Figure 4.

Benzoxazolone acetamide analogs searching and assessment.A, the structure of the common core identified as the pharmacophore (squared). Chemical structure for the substituents of the selected benzoxazolone acetamide analogs. B, the inhibitory effect of 100 μM of each analog in NLRP3-mediated IL-1β production by primary murine microglia activated with LPS (400 ng/ml, 3 h) and ATP (4.5 mM, 45 min). The dashed line indicates 30% of activity regarding to controls.
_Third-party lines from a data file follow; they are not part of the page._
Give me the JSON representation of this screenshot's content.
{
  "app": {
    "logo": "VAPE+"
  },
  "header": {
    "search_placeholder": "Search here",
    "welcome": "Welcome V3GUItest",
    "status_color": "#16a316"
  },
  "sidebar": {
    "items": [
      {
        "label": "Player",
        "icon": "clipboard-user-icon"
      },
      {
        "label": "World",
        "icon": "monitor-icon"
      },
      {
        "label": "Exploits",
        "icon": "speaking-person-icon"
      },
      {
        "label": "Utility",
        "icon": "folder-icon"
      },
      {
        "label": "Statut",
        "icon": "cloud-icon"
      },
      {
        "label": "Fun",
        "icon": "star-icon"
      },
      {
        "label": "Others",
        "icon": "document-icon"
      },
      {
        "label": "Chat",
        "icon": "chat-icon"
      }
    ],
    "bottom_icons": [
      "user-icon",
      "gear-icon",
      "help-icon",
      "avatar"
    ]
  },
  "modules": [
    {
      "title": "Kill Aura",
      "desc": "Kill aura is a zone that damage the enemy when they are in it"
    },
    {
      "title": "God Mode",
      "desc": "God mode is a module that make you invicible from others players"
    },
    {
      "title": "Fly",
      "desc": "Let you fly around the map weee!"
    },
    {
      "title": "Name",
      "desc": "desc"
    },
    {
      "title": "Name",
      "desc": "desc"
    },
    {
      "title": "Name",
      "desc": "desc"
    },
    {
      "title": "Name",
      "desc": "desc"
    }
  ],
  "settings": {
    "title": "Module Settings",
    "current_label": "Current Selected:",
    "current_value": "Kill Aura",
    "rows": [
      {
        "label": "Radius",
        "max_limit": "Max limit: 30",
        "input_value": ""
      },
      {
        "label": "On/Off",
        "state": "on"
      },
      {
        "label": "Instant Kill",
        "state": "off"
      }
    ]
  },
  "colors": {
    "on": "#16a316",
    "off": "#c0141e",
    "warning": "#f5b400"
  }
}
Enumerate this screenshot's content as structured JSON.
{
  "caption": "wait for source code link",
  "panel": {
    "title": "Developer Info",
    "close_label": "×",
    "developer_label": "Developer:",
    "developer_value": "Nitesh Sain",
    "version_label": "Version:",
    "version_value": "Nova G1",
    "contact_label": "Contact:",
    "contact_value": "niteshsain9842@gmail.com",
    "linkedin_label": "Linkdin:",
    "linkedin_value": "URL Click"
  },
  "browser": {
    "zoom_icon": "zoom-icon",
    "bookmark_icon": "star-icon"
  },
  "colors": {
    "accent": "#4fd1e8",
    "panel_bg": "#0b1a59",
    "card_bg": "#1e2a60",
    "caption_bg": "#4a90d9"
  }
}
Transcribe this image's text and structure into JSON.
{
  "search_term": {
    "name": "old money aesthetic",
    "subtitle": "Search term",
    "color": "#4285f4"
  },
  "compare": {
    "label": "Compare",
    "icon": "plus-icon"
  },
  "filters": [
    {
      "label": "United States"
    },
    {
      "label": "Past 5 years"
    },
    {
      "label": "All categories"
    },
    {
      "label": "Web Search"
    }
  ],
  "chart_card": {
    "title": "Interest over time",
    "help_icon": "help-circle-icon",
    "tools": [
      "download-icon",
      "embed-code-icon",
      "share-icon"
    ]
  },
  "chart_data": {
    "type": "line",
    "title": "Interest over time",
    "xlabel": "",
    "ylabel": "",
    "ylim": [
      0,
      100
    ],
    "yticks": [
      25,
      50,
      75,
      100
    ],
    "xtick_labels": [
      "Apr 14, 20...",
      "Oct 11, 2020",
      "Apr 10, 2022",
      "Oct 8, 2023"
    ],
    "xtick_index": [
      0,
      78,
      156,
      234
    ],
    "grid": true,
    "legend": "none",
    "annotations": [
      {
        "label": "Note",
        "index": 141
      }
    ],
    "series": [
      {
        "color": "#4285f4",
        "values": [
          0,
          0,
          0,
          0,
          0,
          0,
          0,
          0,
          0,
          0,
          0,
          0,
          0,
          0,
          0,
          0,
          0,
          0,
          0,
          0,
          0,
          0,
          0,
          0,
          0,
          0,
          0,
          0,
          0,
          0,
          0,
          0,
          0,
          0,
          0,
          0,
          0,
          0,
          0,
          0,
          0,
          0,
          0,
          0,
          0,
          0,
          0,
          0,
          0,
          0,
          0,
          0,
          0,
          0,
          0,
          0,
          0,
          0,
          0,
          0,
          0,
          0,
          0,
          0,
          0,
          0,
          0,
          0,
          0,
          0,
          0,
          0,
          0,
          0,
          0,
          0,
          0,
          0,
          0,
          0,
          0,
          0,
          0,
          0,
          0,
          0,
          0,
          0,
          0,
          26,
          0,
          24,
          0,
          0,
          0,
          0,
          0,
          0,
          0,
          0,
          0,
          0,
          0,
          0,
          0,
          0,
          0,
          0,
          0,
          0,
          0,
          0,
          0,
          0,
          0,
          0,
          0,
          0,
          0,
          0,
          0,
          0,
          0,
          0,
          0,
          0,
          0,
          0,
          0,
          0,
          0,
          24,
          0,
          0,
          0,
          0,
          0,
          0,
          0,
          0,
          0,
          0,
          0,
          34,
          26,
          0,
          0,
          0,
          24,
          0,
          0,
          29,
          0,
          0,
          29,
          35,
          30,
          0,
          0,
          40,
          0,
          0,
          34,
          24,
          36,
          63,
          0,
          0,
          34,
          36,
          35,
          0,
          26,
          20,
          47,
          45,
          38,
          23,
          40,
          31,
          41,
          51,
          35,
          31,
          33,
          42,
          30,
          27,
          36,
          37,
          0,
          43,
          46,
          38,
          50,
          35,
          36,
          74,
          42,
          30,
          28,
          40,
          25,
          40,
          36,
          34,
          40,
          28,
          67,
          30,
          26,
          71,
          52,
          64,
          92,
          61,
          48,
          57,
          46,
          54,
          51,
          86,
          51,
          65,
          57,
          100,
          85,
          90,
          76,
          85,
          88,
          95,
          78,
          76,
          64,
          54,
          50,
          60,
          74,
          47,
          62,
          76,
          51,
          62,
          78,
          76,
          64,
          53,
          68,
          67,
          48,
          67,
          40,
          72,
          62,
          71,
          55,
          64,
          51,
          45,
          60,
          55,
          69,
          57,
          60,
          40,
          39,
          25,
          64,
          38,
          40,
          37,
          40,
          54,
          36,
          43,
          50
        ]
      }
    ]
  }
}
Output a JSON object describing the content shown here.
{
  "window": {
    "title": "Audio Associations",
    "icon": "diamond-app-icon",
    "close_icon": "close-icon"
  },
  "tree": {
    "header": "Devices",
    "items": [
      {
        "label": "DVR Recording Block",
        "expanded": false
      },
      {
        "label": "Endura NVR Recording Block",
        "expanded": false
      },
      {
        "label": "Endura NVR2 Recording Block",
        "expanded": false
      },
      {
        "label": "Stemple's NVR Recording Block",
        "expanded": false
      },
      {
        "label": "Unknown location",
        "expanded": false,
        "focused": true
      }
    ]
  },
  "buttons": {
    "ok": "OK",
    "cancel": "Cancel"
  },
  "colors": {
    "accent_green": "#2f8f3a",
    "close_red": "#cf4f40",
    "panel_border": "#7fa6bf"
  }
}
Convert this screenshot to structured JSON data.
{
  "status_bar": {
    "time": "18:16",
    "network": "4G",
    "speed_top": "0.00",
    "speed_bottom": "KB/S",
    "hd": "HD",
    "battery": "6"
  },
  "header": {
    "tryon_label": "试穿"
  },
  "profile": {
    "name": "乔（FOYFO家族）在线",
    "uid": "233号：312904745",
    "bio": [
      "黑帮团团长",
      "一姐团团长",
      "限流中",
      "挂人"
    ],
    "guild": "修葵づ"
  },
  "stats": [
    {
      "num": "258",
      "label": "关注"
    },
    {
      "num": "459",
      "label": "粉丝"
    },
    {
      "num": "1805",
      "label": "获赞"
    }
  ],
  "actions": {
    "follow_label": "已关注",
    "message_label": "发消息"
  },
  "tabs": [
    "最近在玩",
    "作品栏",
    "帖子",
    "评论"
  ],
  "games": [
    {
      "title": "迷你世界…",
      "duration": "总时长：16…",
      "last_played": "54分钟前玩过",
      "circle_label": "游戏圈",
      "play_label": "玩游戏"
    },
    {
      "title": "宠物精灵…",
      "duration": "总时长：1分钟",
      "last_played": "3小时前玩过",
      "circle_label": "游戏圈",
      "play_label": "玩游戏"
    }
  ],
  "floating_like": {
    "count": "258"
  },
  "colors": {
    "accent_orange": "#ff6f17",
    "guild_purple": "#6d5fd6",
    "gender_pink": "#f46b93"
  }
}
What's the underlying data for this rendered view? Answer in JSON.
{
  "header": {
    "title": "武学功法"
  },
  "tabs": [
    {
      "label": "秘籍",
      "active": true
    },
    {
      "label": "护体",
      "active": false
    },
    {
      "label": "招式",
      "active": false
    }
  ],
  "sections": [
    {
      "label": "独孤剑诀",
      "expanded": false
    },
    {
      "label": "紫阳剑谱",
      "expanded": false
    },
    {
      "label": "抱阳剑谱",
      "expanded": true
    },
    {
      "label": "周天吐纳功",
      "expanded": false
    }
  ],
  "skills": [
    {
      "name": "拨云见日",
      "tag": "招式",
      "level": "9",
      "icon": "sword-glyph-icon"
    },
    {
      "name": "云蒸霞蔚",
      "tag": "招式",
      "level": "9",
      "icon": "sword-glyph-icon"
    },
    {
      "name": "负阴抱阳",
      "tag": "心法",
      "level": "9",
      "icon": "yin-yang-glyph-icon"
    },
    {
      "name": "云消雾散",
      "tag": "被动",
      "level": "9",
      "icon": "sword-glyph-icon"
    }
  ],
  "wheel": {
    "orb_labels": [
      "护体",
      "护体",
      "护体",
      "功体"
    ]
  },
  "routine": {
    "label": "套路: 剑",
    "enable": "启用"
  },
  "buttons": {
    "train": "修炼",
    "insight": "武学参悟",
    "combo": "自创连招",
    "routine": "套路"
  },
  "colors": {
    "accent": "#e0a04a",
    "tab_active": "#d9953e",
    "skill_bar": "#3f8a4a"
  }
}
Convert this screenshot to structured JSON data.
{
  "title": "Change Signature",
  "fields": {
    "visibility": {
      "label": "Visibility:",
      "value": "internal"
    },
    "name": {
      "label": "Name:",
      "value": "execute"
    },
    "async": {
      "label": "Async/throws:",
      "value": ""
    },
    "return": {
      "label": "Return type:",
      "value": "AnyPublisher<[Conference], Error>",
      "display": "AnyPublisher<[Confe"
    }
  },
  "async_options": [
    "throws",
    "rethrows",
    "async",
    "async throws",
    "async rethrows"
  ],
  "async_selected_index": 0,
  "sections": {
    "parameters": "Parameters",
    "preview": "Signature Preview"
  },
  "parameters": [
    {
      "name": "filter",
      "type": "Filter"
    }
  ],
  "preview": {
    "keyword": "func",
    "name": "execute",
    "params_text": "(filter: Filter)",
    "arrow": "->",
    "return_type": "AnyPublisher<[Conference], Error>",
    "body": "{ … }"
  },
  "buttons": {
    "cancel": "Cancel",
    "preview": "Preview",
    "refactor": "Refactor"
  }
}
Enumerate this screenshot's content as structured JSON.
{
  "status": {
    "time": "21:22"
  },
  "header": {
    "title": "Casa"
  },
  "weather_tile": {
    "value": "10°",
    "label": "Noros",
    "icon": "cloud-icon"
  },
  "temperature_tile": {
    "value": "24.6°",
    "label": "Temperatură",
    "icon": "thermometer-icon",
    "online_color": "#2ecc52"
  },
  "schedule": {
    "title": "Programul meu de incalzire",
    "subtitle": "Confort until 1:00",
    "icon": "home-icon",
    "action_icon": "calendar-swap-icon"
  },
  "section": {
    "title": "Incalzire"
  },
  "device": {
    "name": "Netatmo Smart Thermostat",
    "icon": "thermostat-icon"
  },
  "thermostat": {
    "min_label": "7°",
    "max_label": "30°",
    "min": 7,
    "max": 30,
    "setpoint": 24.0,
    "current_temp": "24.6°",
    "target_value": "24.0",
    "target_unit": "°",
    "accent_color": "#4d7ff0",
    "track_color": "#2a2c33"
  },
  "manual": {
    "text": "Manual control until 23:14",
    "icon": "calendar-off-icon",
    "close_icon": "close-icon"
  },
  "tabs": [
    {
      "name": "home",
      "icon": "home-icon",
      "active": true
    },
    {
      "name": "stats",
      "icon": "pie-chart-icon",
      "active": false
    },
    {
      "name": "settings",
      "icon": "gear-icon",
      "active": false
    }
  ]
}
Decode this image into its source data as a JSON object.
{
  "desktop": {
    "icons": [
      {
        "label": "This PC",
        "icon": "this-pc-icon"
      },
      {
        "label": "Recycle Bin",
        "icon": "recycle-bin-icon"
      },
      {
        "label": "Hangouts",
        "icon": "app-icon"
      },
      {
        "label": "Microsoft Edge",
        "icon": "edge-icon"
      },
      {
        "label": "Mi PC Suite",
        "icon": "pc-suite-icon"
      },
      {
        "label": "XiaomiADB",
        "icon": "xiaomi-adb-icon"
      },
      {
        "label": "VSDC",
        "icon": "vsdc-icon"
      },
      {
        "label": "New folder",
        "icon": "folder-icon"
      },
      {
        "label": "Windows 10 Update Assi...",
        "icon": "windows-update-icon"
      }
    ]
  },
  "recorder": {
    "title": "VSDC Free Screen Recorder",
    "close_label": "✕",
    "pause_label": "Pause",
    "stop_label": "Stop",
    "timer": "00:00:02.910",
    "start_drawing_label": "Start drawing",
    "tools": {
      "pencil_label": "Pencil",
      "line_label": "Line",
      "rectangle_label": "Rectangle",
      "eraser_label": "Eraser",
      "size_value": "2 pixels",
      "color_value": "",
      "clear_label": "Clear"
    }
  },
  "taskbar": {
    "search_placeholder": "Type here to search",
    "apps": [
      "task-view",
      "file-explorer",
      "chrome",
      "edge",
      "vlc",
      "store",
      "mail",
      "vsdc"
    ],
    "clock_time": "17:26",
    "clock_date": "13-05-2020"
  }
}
C, inhibition of NLRP3 activation by different concentrations of the selected analogs, as determined by measuring the IL-1β produced by microglia cultures. D, the structure and molecular formula of C77. E, cytotoxicity exerted by different concentrations of C77 in microglial murine cultures. The data shown correspond to average values of biological triplicates (n = 3), ran in technical duplicates ± SEM. Statistical significances are referred to control samples; LPS + ATP in panels B, C, and D and untreated cells in E. Samples and controls contained the same DMSO%. Significance levels, as calculated by one-way ANOVA, are indicated as ∗p ≤ 0.05, ¥p ≤ 0.01, §p ≤ 0.001, and ¶p ≤ 0.0001. IL-1β, interleukin 1β; NLRP3, nucleotide-binding oligomerization domain, leucine-rich repeat and pyrin domain–containing protein 3.